Крупную поддержку себе и своим чувствам он нашел в очерках из Севастополя молодого графа Толстого, писавшего не о громе побед и барабанной музыке, а о крови, страданиях, страшных госпиталях, волчком крутящихся бомбах, о будничности смерти и жалком тщеславии штабных офицеров даже на пороге ее.
«Вчера вечером, – писал Писемский из Петербурга Островскому 26 июля 1855 года, – слушал я новый очерк Толстого “Июльская ночь в Севастополе” (т. е. Штурм). Ужас овладевает, волосы становятся дыбом от одного только воображения того, что делается там.

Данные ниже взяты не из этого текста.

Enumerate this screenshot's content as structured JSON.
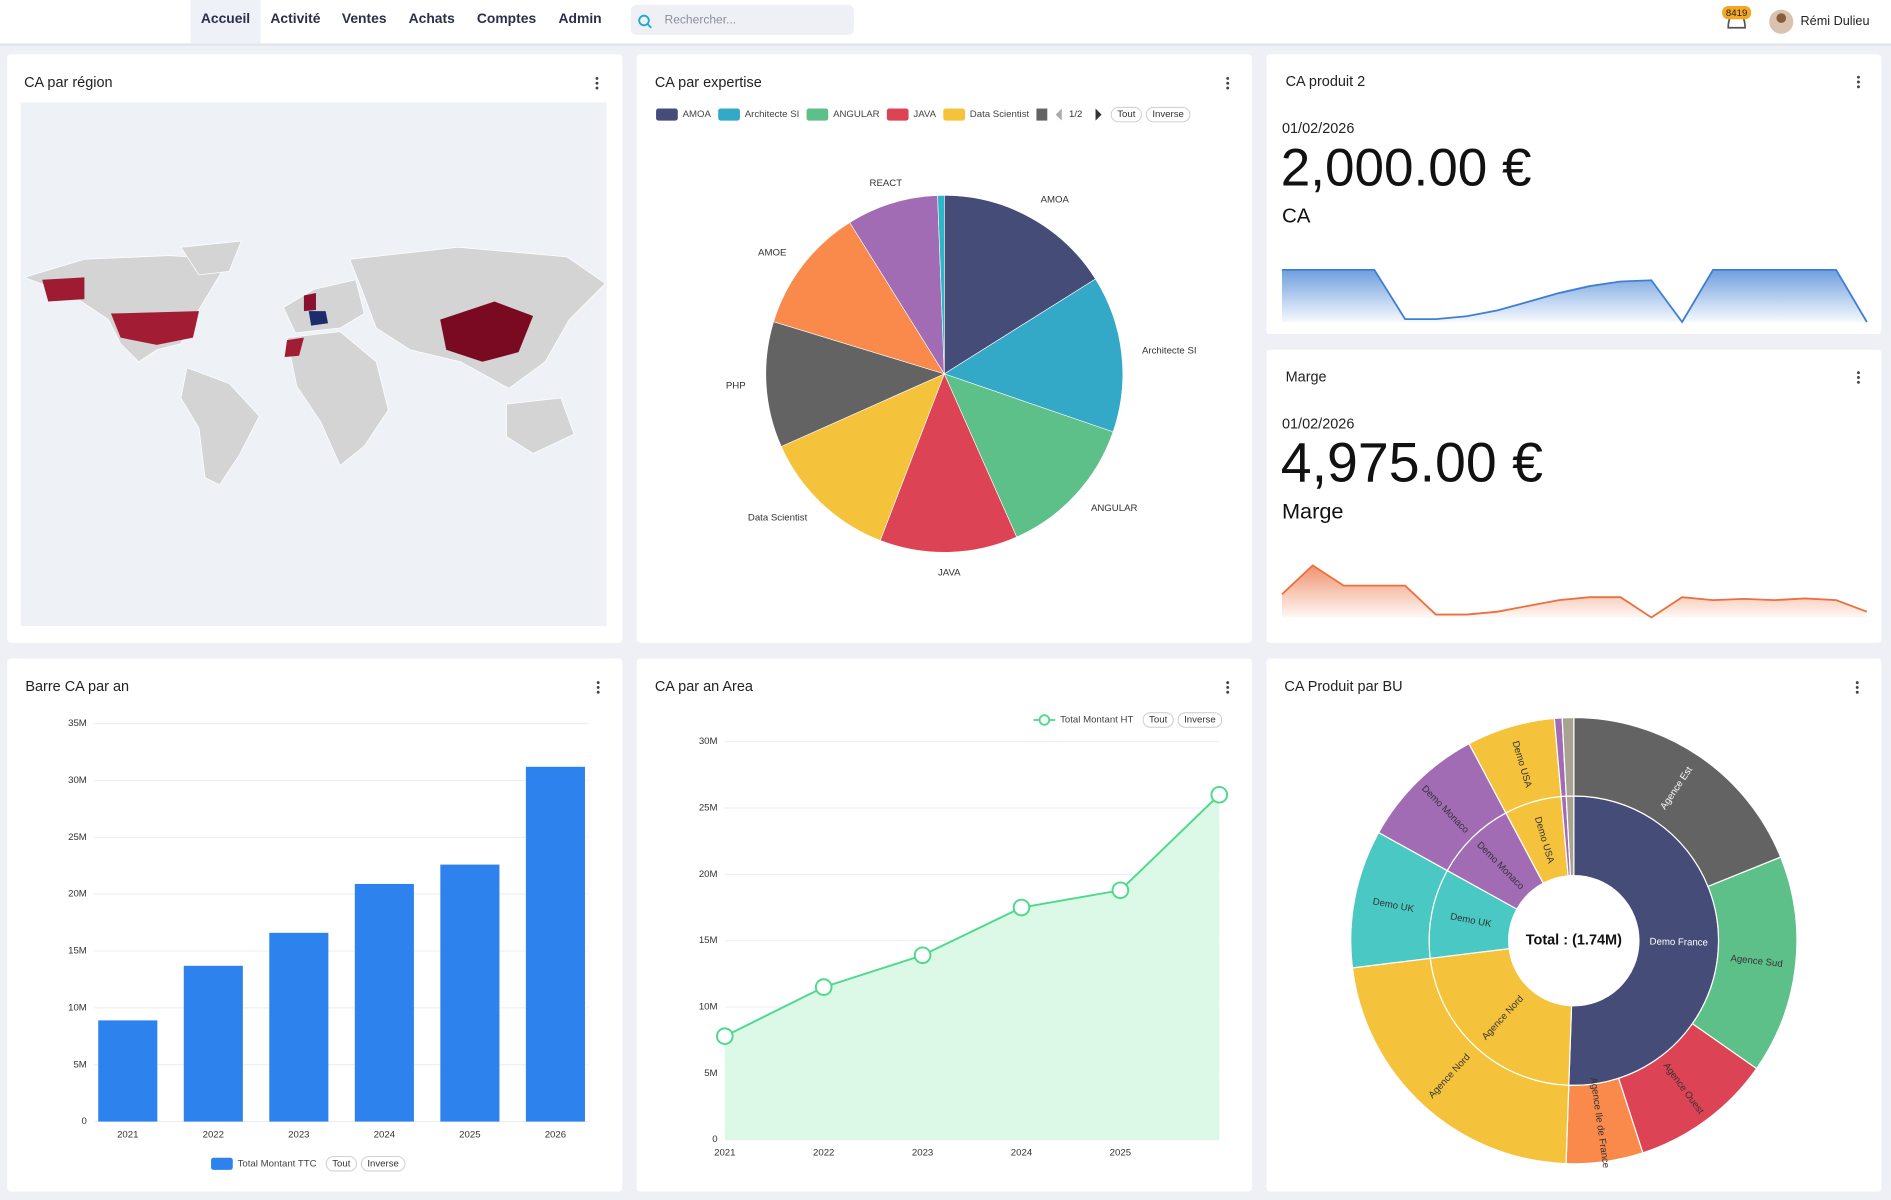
{
  "nav": {
    "items": [
      "Accueil",
      "Activité",
      "Ventes",
      "Achats",
      "Comptes",
      "Admin"
    ],
    "active": 0
  },
  "search_placeholder": "Rechercher...",
  "notifications": 8419,
  "user": "Rémi Dulieu",
  "map": {
    "title": "CA par région"
  },
  "kpis": [
    {
      "title": "CA produit 2",
      "date": "01/02/2026",
      "value": "2,000.00 €",
      "label": "CA",
      "spark": {
        "color": "#3f7fd3",
        "values": [
          0.9,
          0.9,
          0.9,
          0.9,
          0.05,
          0.05,
          0.1,
          0.2,
          0.35,
          0.5,
          0.62,
          0.7,
          0.72,
          0.0,
          0.9,
          0.9,
          0.9,
          0.9,
          0.9,
          0.0
        ]
      }
    },
    {
      "title": "Marge",
      "date": "01/02/2026",
      "value": "4,975.00 €",
      "label": "Marge",
      "spark": {
        "color": "#ec6f3e",
        "values": [
          0.4,
          0.9,
          0.55,
          0.55,
          0.55,
          0.05,
          0.05,
          0.1,
          0.2,
          0.3,
          0.35,
          0.35,
          0.0,
          0.35,
          0.3,
          0.32,
          0.3,
          0.33,
          0.3,
          0.1
        ]
      }
    }
  ],
  "chart_data": [
    {
      "type": "pie",
      "title": "CA par expertise",
      "categories": [
        "AMOA",
        "Architecte SI",
        "ANGULAR",
        "JAVA",
        "Data Scientist",
        "PHP",
        "AMOE",
        "REACT",
        null
      ],
      "values": [
        16.1,
        14.2,
        13.1,
        12.5,
        12.5,
        11.4,
        11.4,
        8.3,
        0.6
      ],
      "colors": [
        "#454c78",
        "#33a8c7",
        "#5ec089",
        "#dc4455",
        "#f5c33b",
        "#636363",
        "#f98a4b",
        "#a26cb5",
        "#2bb7c7"
      ],
      "legend_page": "1/2",
      "legend_buttons": [
        "Tout",
        "Inverse"
      ]
    },
    {
      "type": "bar",
      "title": "Barre CA par an",
      "categories": [
        "2021",
        "2022",
        "2023",
        "2024",
        "2025",
        "2026"
      ],
      "series": [
        {
          "name": "Total Montant TTC",
          "color": "#2d82ee",
          "values": [
            8900000,
            13700000,
            16600000,
            20900000,
            22600000,
            31200000
          ]
        }
      ],
      "ylim": [
        0,
        35000000
      ],
      "yticks": [
        0,
        {
          "value": 5000000,
          "label": "5M"
        },
        {
          "value": 10000000,
          "label": "10M"
        },
        {
          "value": 15000000,
          "label": "15M"
        },
        {
          "value": 20000000,
          "label": "20M"
        },
        {
          "value": 25000000,
          "label": "25M"
        },
        {
          "value": 30000000,
          "label": "30M"
        },
        {
          "value": 35000000,
          "label": "35M"
        }
      ],
      "grid": true,
      "legend_buttons": [
        "Tout",
        "Inverse"
      ]
    },
    {
      "type": "area",
      "title": "CA par an Area",
      "categories": [
        "2021",
        "2022",
        "2023",
        "2024",
        "2025",
        null
      ],
      "series": [
        {
          "name": "Total Montant HT",
          "color": "#4cd98a",
          "fill": "#dcf8e7",
          "values": [
            7800000,
            11500000,
            13900000,
            17500000,
            18800000,
            26000000
          ]
        }
      ],
      "ylim": [
        0,
        30000000
      ],
      "yticks": [
        0,
        {
          "value": 5000000,
          "label": "5M"
        },
        {
          "value": 10000000,
          "label": "10M"
        },
        {
          "value": 15000000,
          "label": "15M"
        },
        {
          "value": 20000000,
          "label": "20M"
        },
        {
          "value": 25000000,
          "label": "25M"
        },
        {
          "value": 30000000,
          "label": "30M"
        }
      ],
      "grid": true,
      "legend_buttons": [
        "Tout",
        "Inverse"
      ]
    },
    {
      "type": "sunburst",
      "title": "CA Produit par BU",
      "total_label": "Total : (1.74M)",
      "nodes": [
        {
          "name": "Demo France",
          "color": "#454c78",
          "children": [
            {
              "name": "Agence Est",
              "color": "#636363",
              "value": 328700
            },
            {
              "name": "Agence Sud",
              "color": "#5ec089",
              "value": 275500
            },
            {
              "name": "Agence Ouest",
              "color": "#dc4455",
              "value": 178800
            },
            {
              "name": "Agence Ile de France",
              "color": "#f98a4b",
              "value": 96700
            }
          ]
        },
        {
          "name": "Agence Nord",
          "color": "#f5c33b",
          "children": [
            {
              "name": "Agence Nord",
              "color": "#f5c33b",
              "value": 391500
            }
          ]
        },
        {
          "name": "Demo UK",
          "color": "#4ac8c3",
          "children": [
            {
              "name": "Demo UK",
              "color": "#4ac8c3",
              "value": 174000
            }
          ]
        },
        {
          "name": "Demo Monaco",
          "color": "#a26cb5",
          "children": [
            {
              "name": "Demo Monaco",
              "color": "#a26cb5",
              "value": 159500
            }
          ]
        },
        {
          "name": "Demo USA",
          "color": "#f5c33b",
          "children": [
            {
              "name": "Demo USA",
              "color": "#f5c33b",
              "value": 111200
            }
          ]
        },
        {
          "name": null,
          "color": "#a26cb5",
          "children": [
            {
              "name": null,
              "color": "#a26cb5",
              "value": 9700
            }
          ]
        },
        {
          "name": null,
          "color": "#a8a290",
          "children": [
            {
              "name": null,
              "color": "#a8a290",
              "value": 14500
            }
          ]
        }
      ]
    }
  ]
}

Статья написана до такой степени безжалостно-честно, что тяжело становится читать. Прочти ее непременно!»[370]
Островский, конечно, читал эти очерки и тоже восхищался молодым офицером, печатавшимся в «Современнике». Толстой отважно заявил, что героя в обычном смысле нет в его рассказе. «Герой же моей повести, которого я люблю всеми силами души и которого старался воспроизвести во всей красоте его и который всегда был, есть и будет прекрасен, – правда». И эти дорогие Островскому слова донеслись из самого пекла, с четвертого бастиона, оттуда же, откуда шли казенные реляции о подвигах и брели раненые, изувеченные солдаты.
В этой правде черпал Островский себе новую душевную поддержку. Он не тужился писать о героическом, не создавал картонных патриотических пьес, наподобие «Синопского сражения» Кукольника, где под гром военных маршей всю сцену заволакивало дымом пиротехники в апофеозе победы. Во всяком случае, он не фальшивил, а писал и говорил то, что знал и чувствовал. В этом смысле можно понять и его слова, удивившие Тургенева.

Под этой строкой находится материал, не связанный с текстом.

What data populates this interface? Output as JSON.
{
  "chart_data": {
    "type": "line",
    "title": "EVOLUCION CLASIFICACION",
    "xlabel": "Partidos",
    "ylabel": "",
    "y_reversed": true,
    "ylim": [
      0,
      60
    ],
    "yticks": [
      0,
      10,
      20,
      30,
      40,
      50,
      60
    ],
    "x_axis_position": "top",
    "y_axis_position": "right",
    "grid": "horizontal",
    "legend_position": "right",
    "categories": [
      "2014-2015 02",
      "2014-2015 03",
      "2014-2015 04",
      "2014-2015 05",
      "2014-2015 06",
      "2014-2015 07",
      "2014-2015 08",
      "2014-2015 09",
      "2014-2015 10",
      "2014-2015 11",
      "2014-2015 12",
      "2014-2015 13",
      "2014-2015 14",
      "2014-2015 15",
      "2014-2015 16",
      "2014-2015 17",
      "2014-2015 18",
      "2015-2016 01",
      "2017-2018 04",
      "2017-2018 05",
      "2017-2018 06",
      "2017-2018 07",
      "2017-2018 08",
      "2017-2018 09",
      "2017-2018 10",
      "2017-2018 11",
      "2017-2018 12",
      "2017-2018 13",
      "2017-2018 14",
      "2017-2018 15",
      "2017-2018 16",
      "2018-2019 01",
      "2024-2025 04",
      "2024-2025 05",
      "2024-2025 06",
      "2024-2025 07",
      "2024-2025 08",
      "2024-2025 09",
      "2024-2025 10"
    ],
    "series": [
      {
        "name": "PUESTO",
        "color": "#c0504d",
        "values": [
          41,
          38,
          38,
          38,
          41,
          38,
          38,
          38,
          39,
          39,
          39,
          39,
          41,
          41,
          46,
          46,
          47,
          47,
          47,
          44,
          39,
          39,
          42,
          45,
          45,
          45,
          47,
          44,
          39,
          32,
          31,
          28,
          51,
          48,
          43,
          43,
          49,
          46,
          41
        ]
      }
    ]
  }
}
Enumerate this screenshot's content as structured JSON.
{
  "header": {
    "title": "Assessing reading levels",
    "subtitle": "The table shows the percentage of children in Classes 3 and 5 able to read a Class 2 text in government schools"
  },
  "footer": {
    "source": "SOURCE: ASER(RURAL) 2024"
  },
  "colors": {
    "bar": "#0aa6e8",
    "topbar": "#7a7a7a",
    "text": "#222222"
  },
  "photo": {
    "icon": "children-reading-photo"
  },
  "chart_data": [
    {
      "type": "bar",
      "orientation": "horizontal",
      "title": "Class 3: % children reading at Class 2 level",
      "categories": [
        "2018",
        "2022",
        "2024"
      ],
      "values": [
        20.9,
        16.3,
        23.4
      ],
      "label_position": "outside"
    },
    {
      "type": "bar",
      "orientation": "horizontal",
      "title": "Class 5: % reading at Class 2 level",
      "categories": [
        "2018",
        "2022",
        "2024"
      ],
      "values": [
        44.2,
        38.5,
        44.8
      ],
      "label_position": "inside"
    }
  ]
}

Где-то далеко шла ужасная война, в Москве жарким летом 1854 года гуляла холера. В городе заболевало по четыреста человек на дню, половина их умирала. В 1855 году военное положение ухудшилось, холера в Москве, которой Островский по своей мнительности очень боялся, повторилась.
И все же Островского больше волновала сцена, а не война. Контора, а не холера.

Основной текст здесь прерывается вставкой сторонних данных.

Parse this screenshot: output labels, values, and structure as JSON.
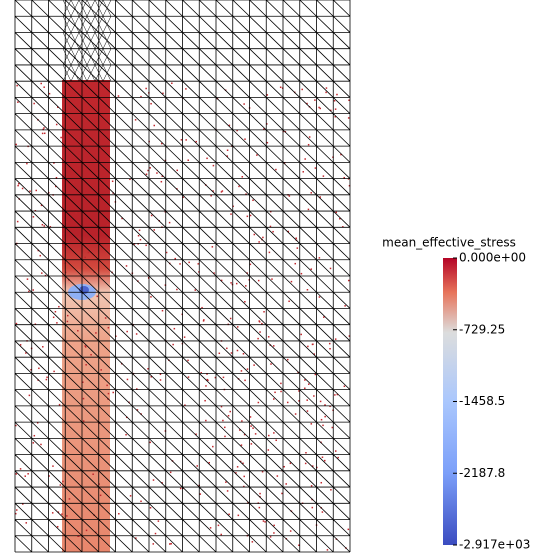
{
  "colorbar": {
    "title": "mean_effective_stress",
    "range": [
      -2917,
      0
    ],
    "ticks": [
      {
        "value": 0,
        "label": "0.000e+00"
      },
      -729.25,
      -1458.5,
      -2187.8,
      {
        "value": -2917,
        "label": "-2.917e+03"
      }
    ]
  }
}
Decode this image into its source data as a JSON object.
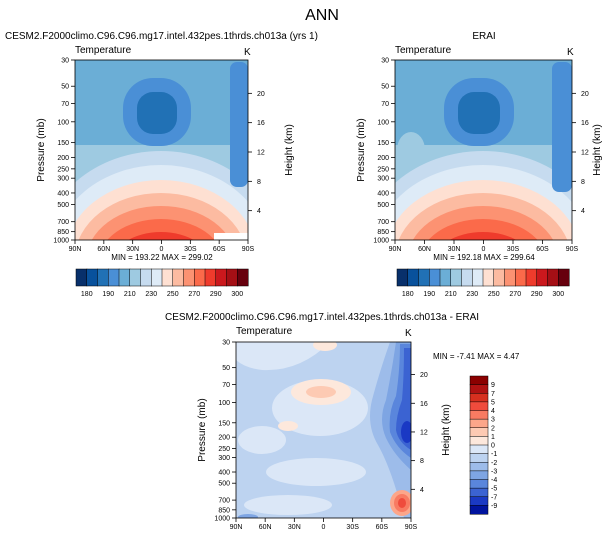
{
  "page": {
    "title": "ANN"
  },
  "panels": [
    {
      "id": "model",
      "title": "CESM2.F2000climo.C96.C96.mg17.intel.432pes.1thrds.ch013a (yrs 1)",
      "variable": "Temperature",
      "units": "K",
      "stats": "MIN = 193.22   MAX = 299.02"
    },
    {
      "id": "obs",
      "title": "ERAI",
      "variable": "Temperature",
      "units": "K",
      "stats": "MIN = 192.18   MAX = 299.64"
    },
    {
      "id": "diff",
      "title": "CESM2.F2000climo.C96.C96.mg17.intel.432pes.1thrds.ch013a - ERAI",
      "variable": "Temperature",
      "units": "K",
      "stats": "MIN =  -7.41   MAX =   4.47"
    }
  ],
  "colorbars": {
    "absolute": {
      "labels": [
        "180",
        "190",
        "210",
        "230",
        "250",
        "270",
        "290",
        "300"
      ],
      "colors": [
        "#08306b",
        "#08519c",
        "#2171b5",
        "#4a8fd6",
        "#6baed6",
        "#9ecae1",
        "#c6dbef",
        "#deebf7",
        "#fee0d2",
        "#fcbba1",
        "#fc9272",
        "#fb6a4a",
        "#ef3b2c",
        "#cb181d",
        "#a50f15",
        "#67000d"
      ]
    },
    "difference": {
      "labels": [
        "9",
        "7",
        "5",
        "4",
        "3",
        "2",
        "1",
        "0",
        "-1",
        "-2",
        "-3",
        "-4",
        "-5",
        "-7",
        "-9"
      ],
      "colors": [
        "#8b0000",
        "#b01212",
        "#d7301f",
        "#ef4b3c",
        "#f87b62",
        "#fca68a",
        "#fdcab3",
        "#fde8dc",
        "#dbe7f7",
        "#bdd3f0",
        "#9dbcea",
        "#7ea5e3",
        "#5a86dc",
        "#3b63d2",
        "#1a39c4",
        "#00139e"
      ]
    }
  },
  "chart_data": [
    {
      "type": "heatmap",
      "title": "CESM2.F2000climo.C96.C96.mg17.intel.432pes.1thrds.ch013a (yrs 1)",
      "xlabel": "",
      "ylabel": "Pressure (mb)",
      "y2label": "Height (km)",
      "x_ticks": [
        "90N",
        "60N",
        "30N",
        "0",
        "30S",
        "60S",
        "90S"
      ],
      "y_ticks": [
        30,
        50,
        70,
        100,
        150,
        200,
        250,
        300,
        400,
        500,
        700,
        850,
        1000
      ],
      "y2_ticks": [
        4,
        8,
        12,
        16,
        20
      ],
      "ylim": [
        1000,
        30
      ],
      "x": [
        90,
        60,
        30,
        0,
        -30,
        -60,
        -90
      ],
      "y": [
        30,
        100,
        200,
        300,
        500,
        850,
        1000
      ],
      "z": [
        [
          225,
          222,
          219,
          219,
          219,
          222,
          225
        ],
        [
          216,
          208,
          196,
          193,
          196,
          209,
          220
        ],
        [
          224,
          219,
          214,
          212,
          214,
          219,
          222
        ],
        [
          236,
          238,
          240,
          242,
          240,
          236,
          226
        ],
        [
          253,
          258,
          265,
          266,
          262,
          252,
          238
        ],
        [
          261,
          272,
          285,
          291,
          284,
          268,
          250
        ],
        [
          265,
          279,
          294,
          299,
          292,
          276,
          254
        ]
      ],
      "min": 193.22,
      "max": 299.02
    },
    {
      "type": "heatmap",
      "title": "ERAI",
      "xlabel": "",
      "ylabel": "Pressure (mb)",
      "y2label": "Height (km)",
      "x_ticks": [
        "90N",
        "60N",
        "30N",
        "0",
        "30S",
        "60S",
        "90S"
      ],
      "y_ticks": [
        30,
        50,
        70,
        100,
        150,
        200,
        250,
        300,
        400,
        500,
        700,
        850,
        1000
      ],
      "y2_ticks": [
        4,
        8,
        12,
        16,
        20
      ],
      "ylim": [
        1000,
        30
      ],
      "x": [
        90,
        60,
        30,
        0,
        -30,
        -60,
        -90
      ],
      "y": [
        30,
        100,
        200,
        300,
        500,
        850,
        1000
      ],
      "z": [
        [
          224,
          221,
          218,
          218,
          218,
          221,
          224
        ],
        [
          220,
          208,
          195,
          192,
          195,
          208,
          222
        ],
        [
          226,
          218,
          213,
          211,
          213,
          219,
          224
        ],
        [
          237,
          238,
          240,
          242,
          240,
          237,
          227
        ],
        [
          253,
          258,
          265,
          267,
          262,
          252,
          239
        ],
        [
          262,
          273,
          286,
          292,
          285,
          269,
          251
        ],
        [
          266,
          280,
          295,
          299,
          293,
          277,
          255
        ]
      ],
      "min": 192.18,
      "max": 299.64
    },
    {
      "type": "heatmap",
      "title": "CESM2.F2000climo.C96.C96.mg17.intel.432pes.1thrds.ch013a - ERAI",
      "xlabel": "",
      "ylabel": "Pressure (mb)",
      "y2label": "Height (km)",
      "x_ticks": [
        "90N",
        "60N",
        "30N",
        "0",
        "30S",
        "60S",
        "90S"
      ],
      "y_ticks": [
        30,
        50,
        70,
        100,
        150,
        200,
        250,
        300,
        400,
        500,
        700,
        850,
        1000
      ],
      "y2_ticks": [
        4,
        8,
        12,
        16,
        20
      ],
      "ylim": [
        1000,
        30
      ],
      "x": [
        90,
        60,
        30,
        0,
        -30,
        -60,
        -90
      ],
      "y": [
        30,
        100,
        200,
        300,
        500,
        850,
        1000
      ],
      "z": [
        [
          -1,
          -1,
          -0.5,
          0.5,
          0.5,
          -1,
          -3
        ],
        [
          -2,
          -1,
          -0.5,
          1,
          -0.5,
          -2,
          -4
        ],
        [
          -1,
          -1,
          -2,
          -1,
          -1,
          -3,
          -7
        ],
        [
          -1,
          -1,
          -1,
          -1,
          -1,
          -2,
          -3
        ],
        [
          -1,
          0.5,
          -1,
          -1,
          -1,
          -1,
          -1
        ],
        [
          -1,
          -1,
          -1,
          -1,
          -1,
          -1,
          1
        ],
        [
          -1,
          -1,
          -1,
          -1,
          -1,
          -1,
          4
        ]
      ],
      "min": -7.41,
      "max": 4.47
    }
  ]
}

Его пьесы, написанные во время войны, были тоже, если угодно, патриотичны, но не на казенный лад.
Русский быт приворожил Островского, русская песня брала за душу. Но еще должно было быть и отталкивание, чтобы проявилась сила любви: демократическое отталкивание от светских «фертиков» (тех же тщеславных офицериков у Толстого, готовых зазря загубить сотню-другую солдат, чтобы получить «крестик или прибавку в треть жалованья»), петербургских франтов и чиновных душ, от псевдоаристократического тона и салонного витийства измельчавших западников, по-прежнему собиравшихся на «Вшивой горке» в доме Евгении Тур[371].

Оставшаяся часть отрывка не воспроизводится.